A estrutura de fases é bem conservadora no novo título: elas são basicamente cenários sequenciais com muitos inimigos. Não existem rotas alternativas ou coisa parecida, por mais que alguns poucos segredos estejam escondidos pela aventura. Algumas fases tentam trazer mais diversidade e apresentam elementos adicionais, como poças de veneno, buracos e objetos nos cenários que podem ser utilizados como armas. No fim não chega a ser um grande problema por causa do ótimo sistema de combate, mas um pouco mais de ousadia e variedade não seria ruim.
A beleza impressionante e nostálgica de Wood Oak City
Uma ambientação estonteante é outro ponto notável de Streets of Rage.

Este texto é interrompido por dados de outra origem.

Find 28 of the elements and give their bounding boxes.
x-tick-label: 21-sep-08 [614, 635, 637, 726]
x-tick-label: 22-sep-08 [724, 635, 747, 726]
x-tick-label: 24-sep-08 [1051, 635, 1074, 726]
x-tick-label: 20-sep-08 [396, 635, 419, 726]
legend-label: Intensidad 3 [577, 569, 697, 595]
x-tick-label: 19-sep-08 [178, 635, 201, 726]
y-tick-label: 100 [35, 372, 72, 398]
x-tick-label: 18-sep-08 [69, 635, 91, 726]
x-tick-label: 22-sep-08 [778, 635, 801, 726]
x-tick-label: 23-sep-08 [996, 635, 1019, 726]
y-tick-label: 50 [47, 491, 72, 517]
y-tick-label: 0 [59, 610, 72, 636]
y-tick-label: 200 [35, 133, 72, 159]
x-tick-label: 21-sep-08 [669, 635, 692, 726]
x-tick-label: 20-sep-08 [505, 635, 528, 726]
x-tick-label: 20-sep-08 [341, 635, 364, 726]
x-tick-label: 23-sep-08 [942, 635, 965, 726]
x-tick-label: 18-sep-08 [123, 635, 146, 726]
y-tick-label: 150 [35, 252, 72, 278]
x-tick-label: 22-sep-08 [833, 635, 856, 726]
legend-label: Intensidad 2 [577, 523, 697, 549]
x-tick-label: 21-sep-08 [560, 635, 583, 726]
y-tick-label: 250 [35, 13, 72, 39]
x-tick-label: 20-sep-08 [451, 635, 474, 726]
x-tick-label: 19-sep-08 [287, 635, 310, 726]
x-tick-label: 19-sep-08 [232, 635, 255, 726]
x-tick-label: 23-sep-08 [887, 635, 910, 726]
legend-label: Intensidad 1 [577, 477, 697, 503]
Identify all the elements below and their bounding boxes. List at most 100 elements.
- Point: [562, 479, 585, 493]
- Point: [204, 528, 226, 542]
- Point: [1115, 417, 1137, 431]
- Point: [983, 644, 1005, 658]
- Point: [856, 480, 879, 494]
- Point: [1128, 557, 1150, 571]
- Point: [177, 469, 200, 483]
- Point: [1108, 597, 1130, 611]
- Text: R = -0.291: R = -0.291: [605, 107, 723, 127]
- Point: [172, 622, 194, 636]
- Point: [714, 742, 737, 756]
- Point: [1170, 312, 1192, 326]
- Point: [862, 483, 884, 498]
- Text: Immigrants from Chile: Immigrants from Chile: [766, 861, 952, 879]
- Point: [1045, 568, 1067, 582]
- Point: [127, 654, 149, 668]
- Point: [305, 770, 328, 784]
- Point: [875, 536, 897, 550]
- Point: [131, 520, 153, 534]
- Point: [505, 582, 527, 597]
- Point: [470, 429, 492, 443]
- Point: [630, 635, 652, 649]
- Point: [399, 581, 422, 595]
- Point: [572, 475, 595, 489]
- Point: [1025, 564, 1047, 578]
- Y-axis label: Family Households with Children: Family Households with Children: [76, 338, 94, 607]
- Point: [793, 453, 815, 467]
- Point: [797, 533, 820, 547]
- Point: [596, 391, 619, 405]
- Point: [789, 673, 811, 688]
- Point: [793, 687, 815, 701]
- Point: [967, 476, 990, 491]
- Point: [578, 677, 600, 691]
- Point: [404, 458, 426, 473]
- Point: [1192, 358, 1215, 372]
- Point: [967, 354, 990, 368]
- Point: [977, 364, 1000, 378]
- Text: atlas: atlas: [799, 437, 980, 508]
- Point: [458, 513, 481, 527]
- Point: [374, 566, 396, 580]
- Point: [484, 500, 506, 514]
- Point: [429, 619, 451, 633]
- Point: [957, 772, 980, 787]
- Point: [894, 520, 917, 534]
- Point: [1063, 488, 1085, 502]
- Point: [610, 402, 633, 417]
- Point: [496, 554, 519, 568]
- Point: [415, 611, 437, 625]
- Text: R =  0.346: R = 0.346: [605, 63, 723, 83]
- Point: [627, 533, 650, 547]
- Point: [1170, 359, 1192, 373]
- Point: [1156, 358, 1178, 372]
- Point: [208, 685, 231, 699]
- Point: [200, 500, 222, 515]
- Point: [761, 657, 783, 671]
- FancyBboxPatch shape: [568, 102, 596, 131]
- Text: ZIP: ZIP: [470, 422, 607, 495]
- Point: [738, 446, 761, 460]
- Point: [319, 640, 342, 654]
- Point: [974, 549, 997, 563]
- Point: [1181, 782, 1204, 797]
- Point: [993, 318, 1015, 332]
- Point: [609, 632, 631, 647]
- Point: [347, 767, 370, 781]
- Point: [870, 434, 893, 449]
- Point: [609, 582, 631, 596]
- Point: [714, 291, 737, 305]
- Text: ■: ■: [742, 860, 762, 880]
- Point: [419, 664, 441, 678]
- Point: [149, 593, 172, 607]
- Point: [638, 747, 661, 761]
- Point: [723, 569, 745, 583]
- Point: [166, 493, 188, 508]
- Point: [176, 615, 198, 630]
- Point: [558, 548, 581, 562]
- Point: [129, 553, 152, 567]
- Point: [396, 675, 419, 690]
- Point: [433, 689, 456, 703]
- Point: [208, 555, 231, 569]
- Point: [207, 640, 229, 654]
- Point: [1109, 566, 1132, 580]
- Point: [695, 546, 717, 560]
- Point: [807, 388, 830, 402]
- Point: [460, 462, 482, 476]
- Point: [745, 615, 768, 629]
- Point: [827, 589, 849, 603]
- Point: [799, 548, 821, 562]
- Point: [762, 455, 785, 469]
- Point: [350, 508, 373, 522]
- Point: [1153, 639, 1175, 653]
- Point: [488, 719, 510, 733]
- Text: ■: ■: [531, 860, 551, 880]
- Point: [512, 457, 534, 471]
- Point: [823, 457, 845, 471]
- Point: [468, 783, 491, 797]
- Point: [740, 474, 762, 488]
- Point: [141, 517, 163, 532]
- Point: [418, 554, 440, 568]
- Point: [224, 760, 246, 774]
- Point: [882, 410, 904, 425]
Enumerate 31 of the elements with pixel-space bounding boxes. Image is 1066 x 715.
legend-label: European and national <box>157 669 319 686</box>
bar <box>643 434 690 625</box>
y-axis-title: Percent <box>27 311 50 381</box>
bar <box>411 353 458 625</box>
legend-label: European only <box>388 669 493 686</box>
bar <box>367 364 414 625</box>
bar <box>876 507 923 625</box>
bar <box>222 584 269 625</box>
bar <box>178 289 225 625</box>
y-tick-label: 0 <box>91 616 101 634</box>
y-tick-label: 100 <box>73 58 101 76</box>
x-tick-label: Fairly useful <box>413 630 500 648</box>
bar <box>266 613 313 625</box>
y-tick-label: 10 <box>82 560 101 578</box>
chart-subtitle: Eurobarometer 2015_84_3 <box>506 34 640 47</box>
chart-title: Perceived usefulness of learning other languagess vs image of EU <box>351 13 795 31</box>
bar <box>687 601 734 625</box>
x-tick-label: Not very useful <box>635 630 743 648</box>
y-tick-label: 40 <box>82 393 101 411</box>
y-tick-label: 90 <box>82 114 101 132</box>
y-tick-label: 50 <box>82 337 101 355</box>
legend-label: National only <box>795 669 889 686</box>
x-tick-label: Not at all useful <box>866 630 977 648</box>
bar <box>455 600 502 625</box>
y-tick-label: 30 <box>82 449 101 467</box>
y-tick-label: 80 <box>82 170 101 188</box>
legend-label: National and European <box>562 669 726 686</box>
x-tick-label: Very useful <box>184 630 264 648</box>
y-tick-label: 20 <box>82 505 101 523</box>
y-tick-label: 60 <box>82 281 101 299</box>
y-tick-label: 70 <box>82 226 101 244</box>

O jogo conta com impressionante visual desenhado à mão com elementos animados de forma fluida e estilosa — a sensação é de estar controlando uma bela história em quadrinhos. O design dos personagens foi modernizado, expandindo suas características marcantes. Os cenários contam com inúmeros detalhes que os tornam visualmente ricos, e uma iluminação dinâmica traz beleza a todos elementos. Naturalmente, há várias referências aos episódios anteriores e é possível até mesmo utilizar um filtro que traz um ar pixelizado retrô ao título.A trilha sonora de Streets of Rage é constantemente lembrada com suas faixas eletrônicas agitadas, e o quarto título resgata esse estilo musical de forma competente. O compositor francês Olivier Deriviere preparou inúmeras faixas majoritariamente eletrônicas que funcionam no contexto da sequência, mesmo que algumas delas careçam de melodias marcantes como as dos clássicos.
Outros vários musicistas famosos do mundo dos jogos contribuíram com ótimas músicas, como Yoko Shimomura (Kingdom Hearts), Motohiro Kawashima (Streets of Rage 2 e 3), Harumi Fujita (Final Fight) e Keiji Yamagishi (Ninja Gaiden). O maior destaque é Yuzo Koshiro, compositor da série original, que produziu faixas excelentes, como a música tema e da tela de seleção de personagens. Para os mais nostálgicos, as trilhas sonoras de Streets of Rage 1 e 2 estão disponíveis e, surpreendentemente, combinam muito bem com o jogo.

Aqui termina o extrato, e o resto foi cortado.